Jakarta, FORTUNE – Organisasi Kesehatan Dunia (WHO) disebut tak memiliki kewenangan menyatakan suatu penyakit menjadi pandemi, apalagi sampai menentukan kapan sebuah negara berstatus endemi.
Epidemiolog dari Griffith University, Dicky Budiman, mengatakan bahwa anggapan bahwa WHO berwenang menentukan status pandemi atau endemi tidaklah mendasar. “Yang ada adalah status Public Health Emergency of International Concern (PHEIC), itu yang jadi regulasi atau konvensinya adalah International Health Regulation (IHR) 2005,” katanya kepada Fortune Indonesia, Kamis (23/2).
Status pandemi pun sebenarnya tidak bersifat formal. Penerapannya akan tergantung pada setiap pemerintah suatu negara. “Tapi, ketika PHEIC dicabut ya otomatis tidak jadi pandemi lagi,” ujarnya.
Tiga tingkatan
Dicky mengatakan terdapat tiga tingkatan yang menunjukkan penyebaran penyakit atau wabah di suatu daerah, yaitu: epidemi, endemi, dan terkendali. “Ketiga status ini sebenarnya dinamis, ada di semua negara. Bahkan, ada di satu negara yang memiliki ketiga status ini, seperti Indonesia,” ujarnya.

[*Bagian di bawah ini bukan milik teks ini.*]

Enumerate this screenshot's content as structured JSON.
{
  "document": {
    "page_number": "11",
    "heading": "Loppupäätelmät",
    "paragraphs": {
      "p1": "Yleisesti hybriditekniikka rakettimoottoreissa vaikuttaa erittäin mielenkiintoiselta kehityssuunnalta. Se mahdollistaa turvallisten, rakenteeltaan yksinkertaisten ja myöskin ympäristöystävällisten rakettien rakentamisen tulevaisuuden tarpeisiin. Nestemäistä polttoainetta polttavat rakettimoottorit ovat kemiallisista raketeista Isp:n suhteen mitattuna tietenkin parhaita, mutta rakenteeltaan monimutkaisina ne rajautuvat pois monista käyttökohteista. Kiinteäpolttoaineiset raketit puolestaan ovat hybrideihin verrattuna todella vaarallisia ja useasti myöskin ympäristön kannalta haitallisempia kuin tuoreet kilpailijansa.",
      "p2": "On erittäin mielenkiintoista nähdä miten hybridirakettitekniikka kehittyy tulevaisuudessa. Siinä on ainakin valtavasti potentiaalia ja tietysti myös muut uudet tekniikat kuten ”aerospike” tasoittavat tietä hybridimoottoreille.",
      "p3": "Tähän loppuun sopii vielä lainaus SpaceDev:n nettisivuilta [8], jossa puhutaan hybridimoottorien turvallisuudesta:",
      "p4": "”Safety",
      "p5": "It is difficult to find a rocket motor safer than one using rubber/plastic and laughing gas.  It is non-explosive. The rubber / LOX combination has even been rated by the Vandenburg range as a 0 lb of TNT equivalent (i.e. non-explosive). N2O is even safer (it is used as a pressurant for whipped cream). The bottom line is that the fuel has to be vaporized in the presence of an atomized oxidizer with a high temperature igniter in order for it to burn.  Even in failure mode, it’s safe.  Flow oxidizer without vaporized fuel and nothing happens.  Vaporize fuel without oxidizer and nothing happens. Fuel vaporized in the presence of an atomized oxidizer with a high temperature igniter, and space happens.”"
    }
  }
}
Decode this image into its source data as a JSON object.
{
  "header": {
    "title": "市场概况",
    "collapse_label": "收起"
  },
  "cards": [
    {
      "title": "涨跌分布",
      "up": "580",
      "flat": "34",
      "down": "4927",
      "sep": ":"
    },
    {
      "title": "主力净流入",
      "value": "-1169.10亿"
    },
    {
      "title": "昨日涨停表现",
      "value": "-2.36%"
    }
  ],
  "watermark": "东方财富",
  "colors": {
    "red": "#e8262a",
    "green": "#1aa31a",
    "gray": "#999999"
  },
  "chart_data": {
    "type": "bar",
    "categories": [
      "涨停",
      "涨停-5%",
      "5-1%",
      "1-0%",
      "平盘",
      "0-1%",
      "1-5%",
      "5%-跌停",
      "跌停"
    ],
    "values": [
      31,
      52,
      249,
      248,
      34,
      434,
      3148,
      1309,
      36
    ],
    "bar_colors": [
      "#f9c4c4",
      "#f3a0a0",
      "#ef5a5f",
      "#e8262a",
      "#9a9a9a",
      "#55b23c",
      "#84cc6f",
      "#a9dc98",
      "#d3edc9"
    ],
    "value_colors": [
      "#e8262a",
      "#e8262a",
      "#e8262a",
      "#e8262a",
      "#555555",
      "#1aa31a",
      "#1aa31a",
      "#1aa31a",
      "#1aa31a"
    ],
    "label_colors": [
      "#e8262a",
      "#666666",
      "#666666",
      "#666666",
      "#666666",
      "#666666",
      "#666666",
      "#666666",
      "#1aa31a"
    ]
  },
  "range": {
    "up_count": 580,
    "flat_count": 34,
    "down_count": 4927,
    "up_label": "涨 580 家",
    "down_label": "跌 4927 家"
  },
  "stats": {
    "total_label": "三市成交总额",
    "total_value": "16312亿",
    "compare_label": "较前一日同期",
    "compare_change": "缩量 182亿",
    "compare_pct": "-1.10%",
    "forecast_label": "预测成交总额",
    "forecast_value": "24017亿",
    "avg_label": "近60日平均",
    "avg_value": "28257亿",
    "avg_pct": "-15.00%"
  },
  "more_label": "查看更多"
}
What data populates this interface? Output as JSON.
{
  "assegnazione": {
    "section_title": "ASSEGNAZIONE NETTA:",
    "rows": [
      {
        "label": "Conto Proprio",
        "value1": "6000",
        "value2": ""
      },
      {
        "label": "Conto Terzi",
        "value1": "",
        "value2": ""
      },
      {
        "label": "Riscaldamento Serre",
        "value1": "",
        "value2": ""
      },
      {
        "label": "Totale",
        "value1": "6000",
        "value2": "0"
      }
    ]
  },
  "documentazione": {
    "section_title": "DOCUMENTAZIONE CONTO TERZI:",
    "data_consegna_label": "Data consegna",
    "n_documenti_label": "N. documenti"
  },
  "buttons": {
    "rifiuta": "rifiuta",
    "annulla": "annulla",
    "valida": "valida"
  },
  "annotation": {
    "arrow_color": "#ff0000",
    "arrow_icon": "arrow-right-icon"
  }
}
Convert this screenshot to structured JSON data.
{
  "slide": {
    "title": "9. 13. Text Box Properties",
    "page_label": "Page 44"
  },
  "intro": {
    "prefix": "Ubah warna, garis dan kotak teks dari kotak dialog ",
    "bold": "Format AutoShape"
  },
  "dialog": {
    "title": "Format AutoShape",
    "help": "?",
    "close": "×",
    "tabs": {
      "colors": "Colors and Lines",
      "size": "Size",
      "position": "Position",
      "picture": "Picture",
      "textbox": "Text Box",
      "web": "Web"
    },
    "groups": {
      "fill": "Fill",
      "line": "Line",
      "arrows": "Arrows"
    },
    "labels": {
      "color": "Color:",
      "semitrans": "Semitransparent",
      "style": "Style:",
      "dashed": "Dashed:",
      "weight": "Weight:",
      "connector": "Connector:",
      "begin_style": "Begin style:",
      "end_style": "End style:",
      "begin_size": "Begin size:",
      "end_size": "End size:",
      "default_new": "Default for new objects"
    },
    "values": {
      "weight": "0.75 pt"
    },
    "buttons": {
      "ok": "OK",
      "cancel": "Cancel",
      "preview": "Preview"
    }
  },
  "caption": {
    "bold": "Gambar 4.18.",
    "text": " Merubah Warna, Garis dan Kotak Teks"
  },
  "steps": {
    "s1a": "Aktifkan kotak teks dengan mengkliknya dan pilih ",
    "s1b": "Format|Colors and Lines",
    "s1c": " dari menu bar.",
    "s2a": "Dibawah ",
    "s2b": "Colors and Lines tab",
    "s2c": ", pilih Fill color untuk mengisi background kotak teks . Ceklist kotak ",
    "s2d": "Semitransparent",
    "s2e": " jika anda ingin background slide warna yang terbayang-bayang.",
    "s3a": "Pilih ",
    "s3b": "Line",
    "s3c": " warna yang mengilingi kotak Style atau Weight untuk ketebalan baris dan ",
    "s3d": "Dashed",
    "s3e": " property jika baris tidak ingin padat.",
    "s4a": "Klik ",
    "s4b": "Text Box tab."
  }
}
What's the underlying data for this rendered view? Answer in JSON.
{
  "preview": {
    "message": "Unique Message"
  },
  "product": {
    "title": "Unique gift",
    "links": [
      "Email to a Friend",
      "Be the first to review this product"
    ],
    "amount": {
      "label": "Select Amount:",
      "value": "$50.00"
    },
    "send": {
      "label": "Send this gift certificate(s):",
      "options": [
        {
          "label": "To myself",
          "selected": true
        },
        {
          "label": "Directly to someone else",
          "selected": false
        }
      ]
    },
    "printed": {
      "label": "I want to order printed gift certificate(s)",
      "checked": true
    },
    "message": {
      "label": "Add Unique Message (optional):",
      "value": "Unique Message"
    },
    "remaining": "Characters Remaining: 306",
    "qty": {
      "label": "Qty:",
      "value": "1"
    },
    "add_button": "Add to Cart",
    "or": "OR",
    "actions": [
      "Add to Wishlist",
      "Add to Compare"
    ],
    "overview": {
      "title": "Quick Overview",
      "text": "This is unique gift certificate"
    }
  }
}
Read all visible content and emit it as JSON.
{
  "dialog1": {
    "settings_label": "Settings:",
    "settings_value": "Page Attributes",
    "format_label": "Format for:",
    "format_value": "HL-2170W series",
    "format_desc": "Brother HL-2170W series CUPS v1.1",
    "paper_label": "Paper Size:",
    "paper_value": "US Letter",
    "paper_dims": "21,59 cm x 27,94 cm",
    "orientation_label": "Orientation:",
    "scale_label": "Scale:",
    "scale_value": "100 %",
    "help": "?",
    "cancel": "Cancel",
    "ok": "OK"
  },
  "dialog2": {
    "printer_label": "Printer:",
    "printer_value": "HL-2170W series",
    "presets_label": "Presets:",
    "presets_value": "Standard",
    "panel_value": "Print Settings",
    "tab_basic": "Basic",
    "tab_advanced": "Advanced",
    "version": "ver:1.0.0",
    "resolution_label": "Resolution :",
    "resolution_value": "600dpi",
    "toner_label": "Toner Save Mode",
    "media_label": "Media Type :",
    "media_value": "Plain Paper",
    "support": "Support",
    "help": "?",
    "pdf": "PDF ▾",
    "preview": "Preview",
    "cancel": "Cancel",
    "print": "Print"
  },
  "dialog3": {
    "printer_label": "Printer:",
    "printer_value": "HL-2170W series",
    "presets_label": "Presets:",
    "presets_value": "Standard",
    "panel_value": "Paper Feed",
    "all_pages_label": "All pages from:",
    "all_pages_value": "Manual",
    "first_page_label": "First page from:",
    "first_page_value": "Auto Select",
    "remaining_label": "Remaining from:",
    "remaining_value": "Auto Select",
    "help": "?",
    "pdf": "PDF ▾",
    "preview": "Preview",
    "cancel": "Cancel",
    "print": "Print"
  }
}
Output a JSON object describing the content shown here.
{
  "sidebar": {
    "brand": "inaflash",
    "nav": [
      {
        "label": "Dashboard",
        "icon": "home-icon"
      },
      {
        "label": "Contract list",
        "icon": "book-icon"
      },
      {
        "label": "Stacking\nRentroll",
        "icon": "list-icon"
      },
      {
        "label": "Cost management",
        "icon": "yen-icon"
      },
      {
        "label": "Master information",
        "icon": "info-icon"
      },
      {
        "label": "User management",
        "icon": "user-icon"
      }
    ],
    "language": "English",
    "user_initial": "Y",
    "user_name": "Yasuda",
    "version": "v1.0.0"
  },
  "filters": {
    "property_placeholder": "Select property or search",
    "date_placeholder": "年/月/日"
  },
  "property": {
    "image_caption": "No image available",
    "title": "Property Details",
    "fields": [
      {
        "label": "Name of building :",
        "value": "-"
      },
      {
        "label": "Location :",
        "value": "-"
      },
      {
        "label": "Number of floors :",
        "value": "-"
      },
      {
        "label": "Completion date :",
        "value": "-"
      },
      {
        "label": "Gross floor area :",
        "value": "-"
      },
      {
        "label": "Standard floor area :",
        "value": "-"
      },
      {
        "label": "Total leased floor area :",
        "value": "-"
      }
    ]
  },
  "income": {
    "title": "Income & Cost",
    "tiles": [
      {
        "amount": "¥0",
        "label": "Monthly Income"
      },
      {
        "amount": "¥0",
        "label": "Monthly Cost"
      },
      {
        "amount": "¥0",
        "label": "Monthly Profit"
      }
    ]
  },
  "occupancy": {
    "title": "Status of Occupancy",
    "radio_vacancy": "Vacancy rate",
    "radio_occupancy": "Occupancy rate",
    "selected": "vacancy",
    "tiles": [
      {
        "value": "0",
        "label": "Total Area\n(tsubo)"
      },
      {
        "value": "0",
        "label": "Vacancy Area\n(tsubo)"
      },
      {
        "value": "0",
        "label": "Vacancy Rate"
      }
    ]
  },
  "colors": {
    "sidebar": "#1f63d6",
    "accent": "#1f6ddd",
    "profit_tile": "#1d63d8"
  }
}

Namun, bagaimanapun yang paling baik adalah status terkendali. Meski begitu, penilaian ini seringkali terjadi di tengah keterbatasan atau semakin menurunnya kapasitas test dan penelusuran penyebaran penyakit, sehingga masyarakat dan pemerintah harus tetap waspada jika sewaktu-waktu terdapat kenaikan kasus.
Arah endemi
Dicky optimis bahwa saat ini situasinya sudah memungkinkan penetapan status endemi. Namun, bukan berarti ketika dicabut, lalu masyarakat di setiap negara bebas untuk beraktivitas seolah tak pernah ada pandemi Covid-19. Hal ini dikarenakan penyakit berbasis virus, seperti Covid-19, perlu waktu untuk dinilai secara retrospektif–membuat gambaran atau deskripsi tentang suatu keadaan secara objektif dengan melihat ke belakang.
Selain itu, bila status PHEIC dari WHO belum dicabut, maka sebuah daerah bisa dikatakan masih berstatus pandemi. “Meskipun status akut dari pandeminya sudah terlewati, karena di beberapa negara indikatornya sudah ke arah endemi,” ujarnya.
Jangan senang endemi
Dicky mengingatkan bahwa status endemi bukan berarti wabah penyakit hilang dari tengah hidup manusia, justru hal ini menunjukkan ketidakmampuan manusia menghilangkan virus tersebut.
Virus seperti Covid-19, kata Dicky, justru akan makin kuat, berevolusi sampai bisa menerobos proteksi imunitas dan berbahaya bagi mereka yang ada dalam kondisi rawan–memiliki penyakit bawaan atau sudah berusia lanjut.
“Itu adalah tanggung jawab pemerintah, tanggung jawab masyarakat, untuk melindungi mereka (kelompok rawan), kalau tidak ya mereka jadi korban. Ingat, kita bisa mencapai tahapan seperti saat ini itu melalui periode di mana kita ‘mengorbankan’ kelompok paling rawan di masyarakat kita, yang meninggal dalam gelombang Delta, Beta, Alpha, dan Omicron awal,” ujar Dicky.
Dampak jangka panjang
Vaksinasi, menurutnya, tak akan mampu melindungi secara optimal bila tak disertai berbagai upaya lain. Perlindungan kualitas udara di dalam maupun luar ruangan, protokol kesehatan, serta kemandirian masyarakat dalam menilai risiko, tetap dibutuhkan, walaupun PPKM sudah dicabut. “Ini masih jadi pekerjaan rumah di Indonesia, bahkan dunia,” katanya.
Bila tidak dilakukan, hal ini akan berdampak penularan lebih serius di masyarakat, apalagi dikaitkan dengan adanya dampak ‘long covid’. “Angka penyakit paru setidaknya 3 kali lebih meningkat, belum di otak dan jantung. Ini yang akan membuat sebagian masyarakat kita sakit-sakitan. Kita keluar dari status pandemi dan kedaruratan, tapi menghadapi ancaman tsunami long covid,” ujar Dicky.